Geração insatisfeita

Muitas vezes o prazer não é sequer imediato porque nem chega a existir. A ânsia do que não têm impede-os de saborear o presente

Ouvimos vezes sem conta os nossos pais dizerem: ‘Com a vossa idade tinha um ou dois brinquedos e bastava-me. Não tínhamos televisão, conversávamos e fazíamos jogos em família. Hoje têm tudo e não se satisfazem com nada.’ Hoje somos nós que pensamos em relação aos filhos: ‘Irra, é incrível como têm tudo e mais alguma coisa e não ficam satisfeitos. Com a idade deles tinha meia dúzia de brinquedos, via desenhos animados só ao fim de semana e já ficava satisfeito’.

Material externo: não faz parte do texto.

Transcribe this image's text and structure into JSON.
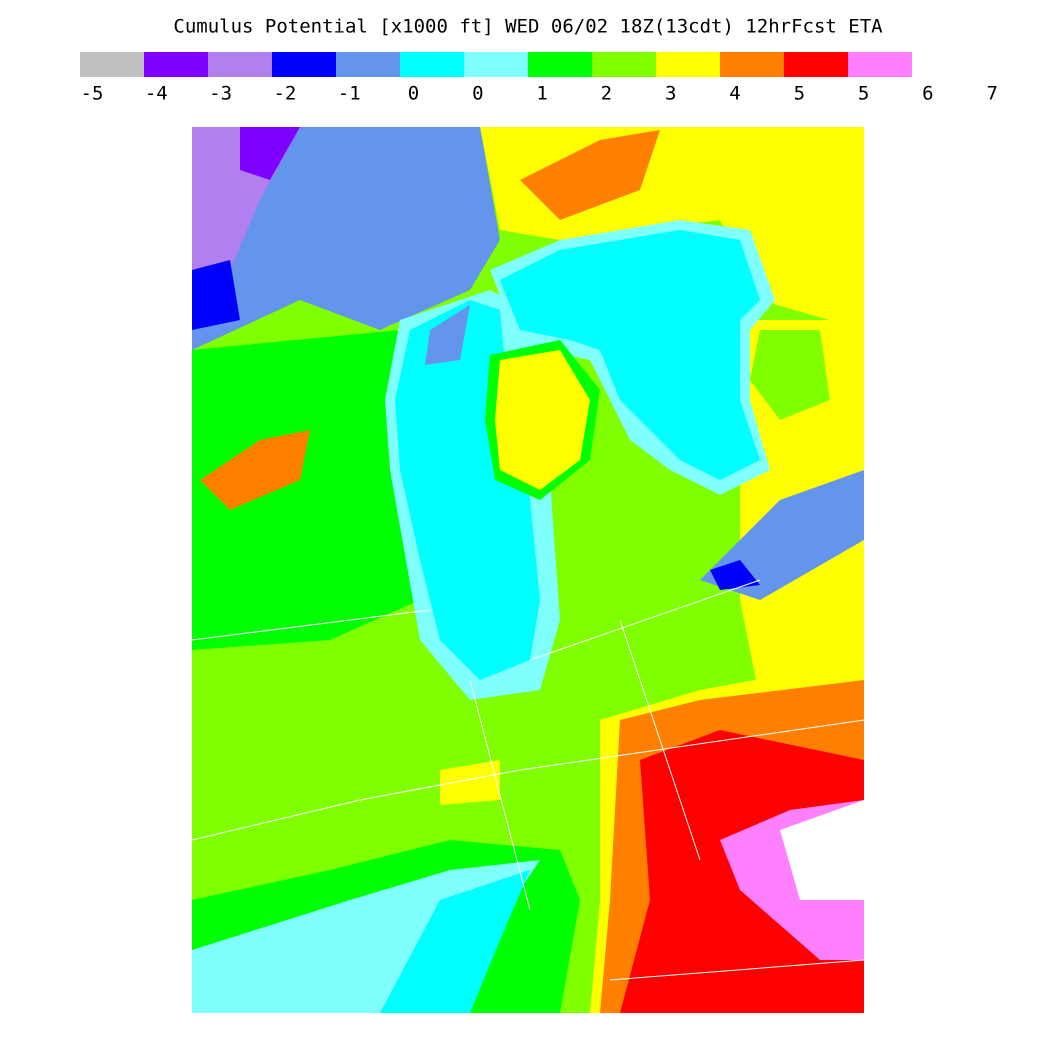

Claro que não se pode desejar o que não existe ou o que sabemos impossível de alcançar. São tempos sem comparação possível. Mas uma coisa é certa: a abundância, a facilidade de aquisição e a sensação de insatisfação têm vindo a aumentar de mãos dadas. 

Se assistimos facilmente a este fenómeno em quartos a transbordar de brinquedos em que as crianças não se entretêm com nada, ele não é menos evidente em acontecimentos do dia-a-dia. Muitos entram numa sala de cinema na ânsia do próximo grande evento. Se lhes dão uma das refeições preferidas, à primeira dentada estão a pensar no que será a sobremesa, ou choram com um chocolate na mão porque queriam um chupa-chupa. Muitas vezes o prazer não é sequer imediato porque parece nem chegar a existir. A ânsia e a expectativa do que não há são mais fortes, tornando-se impossível saborear o presente. Desde o momento em que qualquer desejo é satisfeito deixa de ter importância e o que não têm ocupa um lugar de excelência.

Como se houvesse sempre qualquer coisa que esperam e que não se realiza. Um vazio que não se enche. Ou como se esperassem mais da vida ou do que temos para lhes oferecer. Talvez ficassem mais saciados na relação, com atenção, afeto, reconhecimento e tempo.

Talvez o tempo de antigamente fosse de facto mais satisfatório. Os serões em família sem televisão, as conversas e encontros entre amigos, as tardes na rua a jogar à bola, o nada que originava qualquer coisa, as brincadeiras que se criavam e se faziam. Talvez as relações sejam cada vez mais vazias e no seu lugar estejam estes novos aparelhos que desabituam as novas gerações de viver o que é realmente importante. Pensar, esperar, conviver, estar em silêncio com os outros, inventar, experimentar, falhar, brincar… Talvez o imediatismo e o facilitismo desta nova vida – destes vídeos sem qualquer interesse, destes jogos sempre iguais, das mensagens ocas de conteúdo, das deprimentes selfies – os habituem a um fácil encher de nada. A um ocupar a cabeça com coisa nenhuma. Deixando de se demorar a idealizar, a sonhar, a usar o seu tempo em coisas que agora parecem inúteis e secantes, mas que talvez até servissem para qualquer coisa. Talvez um bom serão em família, regado de boas gargalhadas e histórias únicas, os deixasse mais saciados do que três horas no tik tok, dois super hambúrgueres, um gelado e um armário cheio de brinquedos. São momentos destes que nos fazem crescer, que nos formam, que nos enchem e que nos ficam para sempre. A abastança de coisas perecíveis só serve para queimar o tempo que eles ainda não sabem que é precioso e deixar uma insuportável sensação de vazio e a ânsia do que vem a seguir. Nem sempre é fácil, mas temos de fazer um esforço para dar mais, dando menos, mais de nós e menos de coisas que não servem para nada.